Being a terrorist minion must pay well, because Jack and his compatriots will blast what seems like thousands of 'em along the way. The shooting mechanics are nifty, allowing you to aim for specific parts of the body (ah, head and groin shots ... so satisfying!) even if you're hiding behind cover. The enemies are dumb, don't aim very well, and have a seriously limited vocabulary consisting primarily of "Hey!", "You're not supposed to be here!", and "Huh?" Later levels attempt to make up for this lack of smarts by simply throwing wave after wave of them at you.
Other missions will have you behind the wheel of a vehicle, desperately vehiculating from point A to B. The driving doesn't feel quite right, but it's functional. At different moments in time, you'll be solving puzzles to defuse bombs, unscramble data encryption codes, gain access to off-limits areas, and more. Thankfully, these diversions add to the game instead of detract from it, and they're not terribly complicated. Our office favorite is the interrogation mode, which tests your reflexes as you threaten, sweet talk, and otherwise persuade the poor sap you're questioning to spill his guts.

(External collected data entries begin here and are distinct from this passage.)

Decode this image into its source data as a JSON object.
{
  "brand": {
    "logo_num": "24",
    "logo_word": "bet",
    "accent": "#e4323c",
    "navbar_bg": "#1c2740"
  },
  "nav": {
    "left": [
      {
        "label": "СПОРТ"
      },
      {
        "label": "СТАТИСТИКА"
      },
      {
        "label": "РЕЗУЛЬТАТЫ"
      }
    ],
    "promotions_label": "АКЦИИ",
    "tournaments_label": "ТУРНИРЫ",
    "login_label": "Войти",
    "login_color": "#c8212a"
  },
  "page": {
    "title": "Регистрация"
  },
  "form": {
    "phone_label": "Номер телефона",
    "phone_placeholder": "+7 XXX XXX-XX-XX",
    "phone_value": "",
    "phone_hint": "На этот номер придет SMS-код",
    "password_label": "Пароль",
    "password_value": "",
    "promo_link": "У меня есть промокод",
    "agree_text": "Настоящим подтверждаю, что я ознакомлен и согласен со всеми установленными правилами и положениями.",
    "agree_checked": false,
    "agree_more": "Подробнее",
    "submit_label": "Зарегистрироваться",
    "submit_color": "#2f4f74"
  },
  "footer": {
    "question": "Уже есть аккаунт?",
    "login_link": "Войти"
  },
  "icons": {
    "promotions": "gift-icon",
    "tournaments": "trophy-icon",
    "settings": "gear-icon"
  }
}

24: The Game is, ironically, not remotely as long as its title. Rather, it winds down after about 12 hours or so, with no multiplayer options. Nor is it the most original. But the story is above par for a game or a TV show, and the sum of its parts equals a good, old fashioned, popcorn gaming experience. And, after all, as any 24 fan will tell you - being Jack Bauer is one hell of a cool thing.